Once Nick realized that Walther fell under the Child Citizenship Act, he moved quickly to obtain the proof necessary to ensure his release—his birth certificate, his Green Card, and the most important item: proof of his mother’s naturalization. Nick then called the Department of Homeland Security’s ICE?Chief Counsel Office and spoke the Duty Attorney for the day. A few hours later the attorney called back to request the documents Nick had obtained. Twenty minutes after Nick faxed them, the attorney called to say that Walther was going to be released. His release happened so quickly that there was no time even to let him know he would soon be free, and so Nick called Walther’s family to make sure that someone was there to meet him when ICE released him into the jail’s parking lot on November 6th, just under a month after Paul took down his information. Walther ws lucky: his release came relatively quickly.
Inside the Bristol jail, detainees like Walther are entirely dependent on counsel working on the outside to assist them. Most cannot afford private attorneys, who are often reluctant to get involved, because of challenging barriers put in place by ICE and the rapidity with which their clients are deported. Many people in Walther’s situation are deported without ever having had counsel and with nothing more than a video hearing before an immigration judge. Because deportation is not considered a criminal punishment—despite the fact that it is an extremely harsh “penalty,” particularly for infractions, like DWI, that would not even have merited probation—the U.S. government has decided that immigrant detainees facing deportation do not have a right to counsel. ICE is a large bureaucracy and, due to federal law, the personnel working on immigration cases are often mandated to take quick action to detain and deport without any room for discretion.

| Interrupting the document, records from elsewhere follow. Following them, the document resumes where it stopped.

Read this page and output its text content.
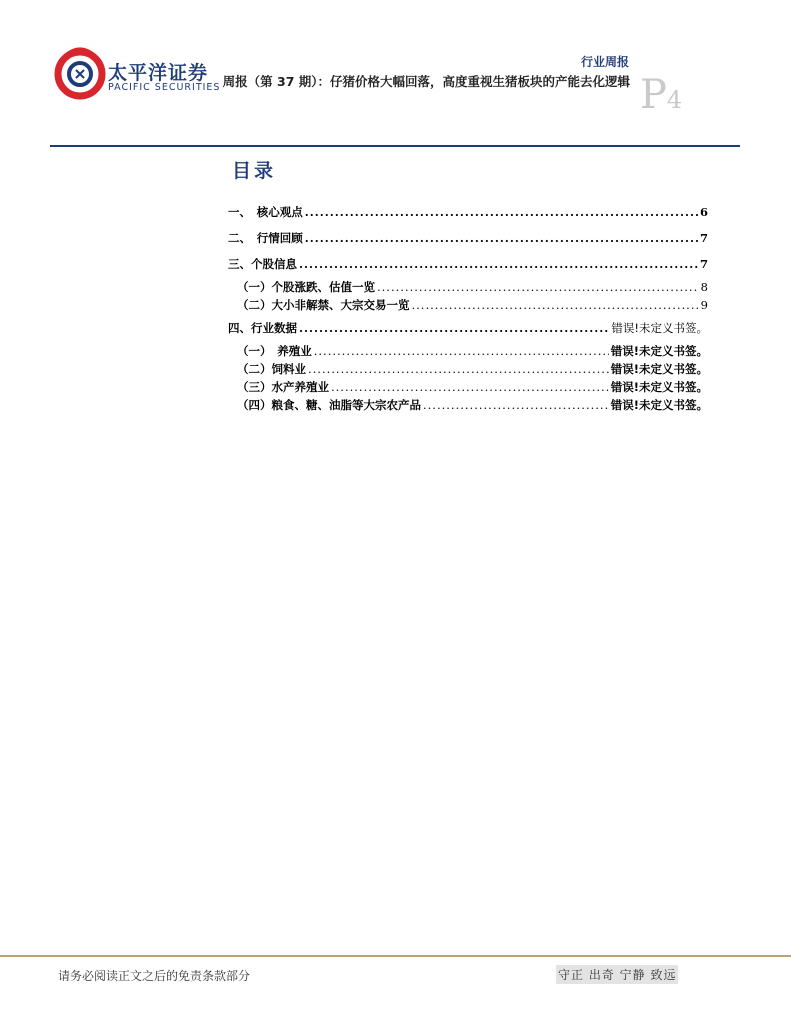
太平洋证券
PACIFIC SECURITIES
行业周报
周报（第 37 期）：仔猪价格大幅回落，高度重视生猪板块的产能去化逻辑 P4
目录
一、　核心观点 .....	6
二、　行情回顾 .....	7
三、个股信息 .....	7
（一）个股涨跌、估值一览 .....	8
（二）大小非解禁、大宗交易一览 .....	9
四、行业数据 .....	错误!未定义书签。
（一）　养殖业 .....	错误!未定义书签。
（二）饲料业 .....	错误!未定义书签。
（三）水产养殖业 .....	错误!未定义书签。
（四）粮食、糖、油脂等大宗农产品 .....	错误!未定义书签。
请务必阅读正文之后的免责条款部分	守正 出奇 宁静 致远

Walther’s story had a happy ending, thanks to the work of HIP and PAIR. HIP intends to expand its programs and become a student practice organization, which will increase the power of PAIR to assist ICE detainees and prevent wrongful detention and deportation. Until then, the detainees in the Boston area will continue to rely on the seven attorneys and handful of volunteers who get in to see them once a month.